You can go with an analog system—I really love my bullet journal, and have refined it to help me keep track of each of my indexing jobs and standard checklists. Many long-time indexers have developed project sheets and filing systems and spreadsheets that keep them organized.
A digital system like Trello or DropTask allows you to collect everything in one spot, and connects to other services you use, like email and calendars. Same for Evernote or Google’s suite of cloud-based products, though it’s less integrated than a board-based system like Trello. Simple to-do list apps can send you reminders and track appointments.
When assessing project management systems, there are a few decisions you need to make.

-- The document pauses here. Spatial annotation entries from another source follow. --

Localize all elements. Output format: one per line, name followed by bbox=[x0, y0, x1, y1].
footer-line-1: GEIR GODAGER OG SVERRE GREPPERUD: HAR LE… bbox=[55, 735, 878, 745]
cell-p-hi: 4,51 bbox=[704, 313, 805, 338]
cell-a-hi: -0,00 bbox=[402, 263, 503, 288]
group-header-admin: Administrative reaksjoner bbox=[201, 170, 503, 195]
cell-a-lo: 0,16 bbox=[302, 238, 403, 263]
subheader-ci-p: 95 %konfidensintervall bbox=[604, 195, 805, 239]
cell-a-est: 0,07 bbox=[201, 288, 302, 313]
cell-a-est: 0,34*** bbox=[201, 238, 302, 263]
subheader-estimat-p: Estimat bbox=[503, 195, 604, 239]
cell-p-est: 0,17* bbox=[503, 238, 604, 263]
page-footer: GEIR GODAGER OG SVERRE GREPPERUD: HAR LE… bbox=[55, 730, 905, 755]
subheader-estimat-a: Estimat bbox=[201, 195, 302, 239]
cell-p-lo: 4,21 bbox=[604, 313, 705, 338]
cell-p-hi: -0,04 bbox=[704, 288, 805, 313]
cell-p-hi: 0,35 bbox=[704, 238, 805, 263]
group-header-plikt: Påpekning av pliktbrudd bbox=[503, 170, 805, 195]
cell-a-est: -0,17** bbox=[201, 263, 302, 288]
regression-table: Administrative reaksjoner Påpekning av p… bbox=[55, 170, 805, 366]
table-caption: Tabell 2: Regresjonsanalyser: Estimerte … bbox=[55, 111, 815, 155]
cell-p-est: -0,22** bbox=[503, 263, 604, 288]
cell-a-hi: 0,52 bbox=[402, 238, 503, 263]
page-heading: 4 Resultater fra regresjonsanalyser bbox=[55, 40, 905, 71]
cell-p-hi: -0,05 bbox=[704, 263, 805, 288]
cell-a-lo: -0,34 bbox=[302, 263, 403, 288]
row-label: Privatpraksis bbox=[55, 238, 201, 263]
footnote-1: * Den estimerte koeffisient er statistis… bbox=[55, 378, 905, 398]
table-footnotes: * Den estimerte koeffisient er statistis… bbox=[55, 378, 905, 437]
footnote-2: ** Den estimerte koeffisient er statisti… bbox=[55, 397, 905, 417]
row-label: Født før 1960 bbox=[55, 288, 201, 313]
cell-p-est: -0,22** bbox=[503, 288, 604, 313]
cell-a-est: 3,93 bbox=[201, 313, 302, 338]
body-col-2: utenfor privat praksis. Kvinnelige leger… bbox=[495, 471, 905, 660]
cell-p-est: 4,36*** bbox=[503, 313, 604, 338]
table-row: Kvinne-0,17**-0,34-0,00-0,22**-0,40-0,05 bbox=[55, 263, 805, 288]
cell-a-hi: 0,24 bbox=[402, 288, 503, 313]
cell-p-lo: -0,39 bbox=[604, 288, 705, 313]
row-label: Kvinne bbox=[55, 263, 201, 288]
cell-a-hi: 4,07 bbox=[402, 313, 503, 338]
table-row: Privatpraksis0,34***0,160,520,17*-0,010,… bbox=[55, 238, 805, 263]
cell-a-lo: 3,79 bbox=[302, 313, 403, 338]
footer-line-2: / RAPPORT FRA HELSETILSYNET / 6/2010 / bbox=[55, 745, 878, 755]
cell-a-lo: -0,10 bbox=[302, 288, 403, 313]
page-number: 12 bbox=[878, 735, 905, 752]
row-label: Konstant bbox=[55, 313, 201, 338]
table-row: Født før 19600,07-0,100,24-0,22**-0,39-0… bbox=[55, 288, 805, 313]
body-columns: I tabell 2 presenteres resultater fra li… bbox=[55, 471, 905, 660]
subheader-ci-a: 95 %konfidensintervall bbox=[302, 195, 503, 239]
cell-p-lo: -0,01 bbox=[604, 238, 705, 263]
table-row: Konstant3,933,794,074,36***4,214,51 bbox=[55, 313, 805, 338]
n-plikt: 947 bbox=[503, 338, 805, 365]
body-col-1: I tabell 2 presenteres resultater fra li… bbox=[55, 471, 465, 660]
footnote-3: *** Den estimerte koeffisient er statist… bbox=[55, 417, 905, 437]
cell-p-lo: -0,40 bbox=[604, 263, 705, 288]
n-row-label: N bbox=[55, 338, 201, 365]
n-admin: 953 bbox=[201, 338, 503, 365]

What you need and what you don’t
Ask yourself if a management solution will create more work than it saves. It may create more short-term headaches but result in a more streamlined system down the road, or it just may be overkill. You may only need a simple to-do list app. Also, what are you willing to pay for? The free version of many products will be more limited, but most of us aren’t running complex organizations, either.
Define the scope
Do you want something for a single indexing job, or something to help you track every aspect of your business? Decide what you want, and go from there.
Teamwork
Project management systems are great for keeping track of subcontractors—assignments, deadlines, specialties, accounting—and for working on multi-indexer team projects.
Going solo
You can create systems to manage multiple projects you are indexing, especially if you are scheduled several months in advance. It’s also handy when you have long-term projects that come in batches, such as a journal.
What to track
You want a flexible system, so you can put in whatever is important to you. Most online systems will let you keep track of due dates, tasks, subtasks, team members, notes, and pretty much anything you can think of.
- Invoices in and out
- Deadlines and batch delivery dates
- Daily page quotas and targets
- Timesheets
- Editing and other standard checklists
- Correspondence
- General business planning and projections
- Marketing plans
- contact list
- targets
- scripts and email templates
- website update tasks
- blog and social media notes
- testimonials
Is there something you use that you love? I’d love to hear about it. Right now, I use a combination of my bullet journal, Dropbox, a simple spreadsheet for social media marketing, and Scrivener for blog posts. It’s kind of a mess, which is why I’m writing this!